Her aunt, in assuring her the previous evening she was among her own—that is, at home—seemed to have constituted her, as by magic, a child of the house. Everything around her was new and somewhat strange, but everything pleased her as if naturally conformed to her tastes; and yet the walls of her room, hung with sombre colors, the old press of carved wood, which easily contained her limited wardrobe, the high-backed chairs ranged around, the antique bureau in one corner, and in the other a great monumental stove, the spectral aspect of which alone was surprising—all this might easily have offended an eye accustomed to the smiling magnificence of Italy, but not an object in the house seemed capable of imparting any sad impressions. The word welcome appeared inscribed on every side, as on all faces, and in this sweet atmosphere she instinctively felt that the material comfort was only a type of the mental freedom much more necessary than the other to the happiness of life.

“You must not dress in black today, Gabrielle,” said her two fair cousins, as they entered her chamber for the third time since she rose an

hour before, bearing a basket which contained garments similar to their own.

“Why not?” said Fleurange, somewhat astonished.

“Do you not know that, in Germany, mourning is laid aside on great festivals?” replied Clara, the younger of the two. “You must dress like us to-day, as you will always do when the time for this sad mourning is over.”
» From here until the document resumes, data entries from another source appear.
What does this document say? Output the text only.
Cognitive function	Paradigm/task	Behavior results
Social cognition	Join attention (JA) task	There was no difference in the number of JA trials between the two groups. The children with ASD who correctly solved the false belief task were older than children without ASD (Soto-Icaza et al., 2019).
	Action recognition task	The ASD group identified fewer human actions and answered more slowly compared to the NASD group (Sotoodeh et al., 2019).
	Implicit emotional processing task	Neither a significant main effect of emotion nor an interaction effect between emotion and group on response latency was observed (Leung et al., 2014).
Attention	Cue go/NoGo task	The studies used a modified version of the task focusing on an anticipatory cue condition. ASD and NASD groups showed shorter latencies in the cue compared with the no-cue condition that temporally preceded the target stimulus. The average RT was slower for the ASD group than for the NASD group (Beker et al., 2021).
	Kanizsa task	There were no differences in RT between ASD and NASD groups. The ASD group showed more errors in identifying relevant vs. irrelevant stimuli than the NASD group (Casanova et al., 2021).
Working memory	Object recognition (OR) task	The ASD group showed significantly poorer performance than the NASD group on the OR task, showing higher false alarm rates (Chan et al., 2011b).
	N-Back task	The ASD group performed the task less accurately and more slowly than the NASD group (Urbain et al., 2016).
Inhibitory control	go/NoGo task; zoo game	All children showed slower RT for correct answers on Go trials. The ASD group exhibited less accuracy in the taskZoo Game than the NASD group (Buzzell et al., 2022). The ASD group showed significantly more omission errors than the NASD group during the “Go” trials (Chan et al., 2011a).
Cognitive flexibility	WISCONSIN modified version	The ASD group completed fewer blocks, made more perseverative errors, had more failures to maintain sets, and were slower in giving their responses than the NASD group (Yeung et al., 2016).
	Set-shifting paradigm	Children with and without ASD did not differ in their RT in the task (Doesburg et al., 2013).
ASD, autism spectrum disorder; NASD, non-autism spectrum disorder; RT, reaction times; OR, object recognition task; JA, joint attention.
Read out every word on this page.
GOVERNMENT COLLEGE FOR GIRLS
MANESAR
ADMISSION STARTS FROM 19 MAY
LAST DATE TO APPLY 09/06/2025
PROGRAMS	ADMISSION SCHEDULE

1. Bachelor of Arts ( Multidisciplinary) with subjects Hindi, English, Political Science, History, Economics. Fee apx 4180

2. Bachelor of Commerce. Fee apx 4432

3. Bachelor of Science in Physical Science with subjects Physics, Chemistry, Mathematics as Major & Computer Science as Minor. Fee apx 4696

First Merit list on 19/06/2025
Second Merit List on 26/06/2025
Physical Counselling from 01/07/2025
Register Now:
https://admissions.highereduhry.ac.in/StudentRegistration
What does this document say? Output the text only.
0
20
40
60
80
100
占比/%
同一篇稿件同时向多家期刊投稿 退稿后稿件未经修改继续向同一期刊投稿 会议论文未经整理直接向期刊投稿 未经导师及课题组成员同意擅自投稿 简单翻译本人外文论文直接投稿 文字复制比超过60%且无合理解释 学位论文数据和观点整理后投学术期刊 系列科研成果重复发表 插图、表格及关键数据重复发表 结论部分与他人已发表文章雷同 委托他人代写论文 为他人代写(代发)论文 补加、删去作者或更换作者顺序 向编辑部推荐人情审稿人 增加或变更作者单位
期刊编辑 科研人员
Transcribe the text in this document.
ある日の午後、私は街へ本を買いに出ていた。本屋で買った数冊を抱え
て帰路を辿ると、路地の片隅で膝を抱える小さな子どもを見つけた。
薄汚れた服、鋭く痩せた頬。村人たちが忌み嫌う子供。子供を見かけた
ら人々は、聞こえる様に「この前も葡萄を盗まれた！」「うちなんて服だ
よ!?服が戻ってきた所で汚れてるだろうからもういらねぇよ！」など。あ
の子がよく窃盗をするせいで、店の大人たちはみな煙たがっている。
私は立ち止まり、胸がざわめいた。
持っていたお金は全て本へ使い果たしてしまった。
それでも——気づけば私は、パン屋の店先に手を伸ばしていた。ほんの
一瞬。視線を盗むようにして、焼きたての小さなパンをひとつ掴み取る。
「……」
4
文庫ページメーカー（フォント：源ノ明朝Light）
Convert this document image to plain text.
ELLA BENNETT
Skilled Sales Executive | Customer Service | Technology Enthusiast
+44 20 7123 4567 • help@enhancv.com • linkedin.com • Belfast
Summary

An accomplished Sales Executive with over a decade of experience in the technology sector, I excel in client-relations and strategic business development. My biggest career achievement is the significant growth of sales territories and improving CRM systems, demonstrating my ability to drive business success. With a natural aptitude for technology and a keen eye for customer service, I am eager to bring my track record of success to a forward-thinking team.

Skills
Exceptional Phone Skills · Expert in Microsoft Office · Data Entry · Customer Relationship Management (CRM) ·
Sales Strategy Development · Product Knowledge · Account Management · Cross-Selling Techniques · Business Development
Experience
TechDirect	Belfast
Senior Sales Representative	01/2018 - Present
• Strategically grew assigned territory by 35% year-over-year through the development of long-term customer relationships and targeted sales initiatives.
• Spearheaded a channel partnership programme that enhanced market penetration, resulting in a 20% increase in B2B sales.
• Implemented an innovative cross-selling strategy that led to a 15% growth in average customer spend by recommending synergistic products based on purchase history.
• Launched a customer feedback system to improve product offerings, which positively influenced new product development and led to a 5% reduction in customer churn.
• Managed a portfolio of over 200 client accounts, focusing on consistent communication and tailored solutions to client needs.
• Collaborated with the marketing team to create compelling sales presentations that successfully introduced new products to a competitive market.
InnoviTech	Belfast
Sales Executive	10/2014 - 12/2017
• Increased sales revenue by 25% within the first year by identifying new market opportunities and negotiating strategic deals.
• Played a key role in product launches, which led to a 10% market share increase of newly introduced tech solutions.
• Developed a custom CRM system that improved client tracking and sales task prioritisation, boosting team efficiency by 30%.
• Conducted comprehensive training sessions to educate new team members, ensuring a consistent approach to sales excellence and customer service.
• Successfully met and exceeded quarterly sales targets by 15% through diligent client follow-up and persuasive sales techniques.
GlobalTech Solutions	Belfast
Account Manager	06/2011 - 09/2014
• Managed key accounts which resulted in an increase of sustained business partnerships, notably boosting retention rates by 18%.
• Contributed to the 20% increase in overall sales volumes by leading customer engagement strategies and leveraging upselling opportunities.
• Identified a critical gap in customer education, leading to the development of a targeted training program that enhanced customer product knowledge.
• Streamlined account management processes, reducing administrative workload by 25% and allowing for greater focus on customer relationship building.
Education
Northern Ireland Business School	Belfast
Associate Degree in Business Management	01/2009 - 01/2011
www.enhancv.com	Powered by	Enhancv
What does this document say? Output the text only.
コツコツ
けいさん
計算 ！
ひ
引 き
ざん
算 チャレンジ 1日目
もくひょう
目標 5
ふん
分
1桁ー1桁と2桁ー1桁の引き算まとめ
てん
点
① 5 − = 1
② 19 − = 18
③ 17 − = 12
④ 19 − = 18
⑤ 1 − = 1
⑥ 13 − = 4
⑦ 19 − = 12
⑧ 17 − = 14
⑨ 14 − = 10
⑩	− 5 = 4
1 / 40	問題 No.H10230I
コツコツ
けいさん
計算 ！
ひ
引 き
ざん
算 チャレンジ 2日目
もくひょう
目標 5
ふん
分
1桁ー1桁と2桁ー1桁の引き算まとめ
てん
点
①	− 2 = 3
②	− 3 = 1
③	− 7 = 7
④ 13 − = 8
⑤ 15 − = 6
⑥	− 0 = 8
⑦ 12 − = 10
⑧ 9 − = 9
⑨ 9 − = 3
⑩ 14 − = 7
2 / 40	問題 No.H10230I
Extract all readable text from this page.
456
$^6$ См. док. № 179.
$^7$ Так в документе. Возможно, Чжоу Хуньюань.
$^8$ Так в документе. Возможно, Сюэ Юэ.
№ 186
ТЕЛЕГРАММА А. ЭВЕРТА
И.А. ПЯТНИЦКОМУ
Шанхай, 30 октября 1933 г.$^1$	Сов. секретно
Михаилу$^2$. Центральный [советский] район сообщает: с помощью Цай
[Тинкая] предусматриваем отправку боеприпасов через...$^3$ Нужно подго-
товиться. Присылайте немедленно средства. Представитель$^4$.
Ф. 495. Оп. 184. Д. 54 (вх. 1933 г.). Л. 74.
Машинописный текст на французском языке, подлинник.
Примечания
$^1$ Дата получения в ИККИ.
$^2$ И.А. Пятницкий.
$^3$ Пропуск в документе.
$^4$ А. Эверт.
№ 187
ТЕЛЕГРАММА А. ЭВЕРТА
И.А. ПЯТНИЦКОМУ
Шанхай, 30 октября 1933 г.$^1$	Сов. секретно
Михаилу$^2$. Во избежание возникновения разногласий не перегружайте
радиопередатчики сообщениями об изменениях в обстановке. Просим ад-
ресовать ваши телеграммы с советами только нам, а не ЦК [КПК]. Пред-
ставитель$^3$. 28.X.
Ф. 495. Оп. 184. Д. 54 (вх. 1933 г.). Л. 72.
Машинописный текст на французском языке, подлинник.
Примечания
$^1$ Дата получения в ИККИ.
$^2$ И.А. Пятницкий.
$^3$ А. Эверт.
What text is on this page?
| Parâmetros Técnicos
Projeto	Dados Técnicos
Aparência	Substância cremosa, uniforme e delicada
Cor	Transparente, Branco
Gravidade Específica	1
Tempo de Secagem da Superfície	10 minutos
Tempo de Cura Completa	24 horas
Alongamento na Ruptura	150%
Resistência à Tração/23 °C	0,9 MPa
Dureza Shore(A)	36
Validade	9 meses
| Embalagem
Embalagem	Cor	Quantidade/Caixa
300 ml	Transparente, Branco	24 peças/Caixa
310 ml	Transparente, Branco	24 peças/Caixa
The elder of the two sisters noticed that her cousin made no reply: she approached her and said affectionately:

“Excuse Clara if she has distressed you. She is so gay and happy herself, that she cannot comprehend misfortune and sadness.”

“I do not wish to remind her of them to-day,” said Fleurange, “and will do as she requests. But you, dear Hilda,” continued she—looking with admiration at her cousin’s golden locks and grave brow, which a queen’s diadem would have suited, or the aureola of a saint—“are you not as gay and happy as your sister?”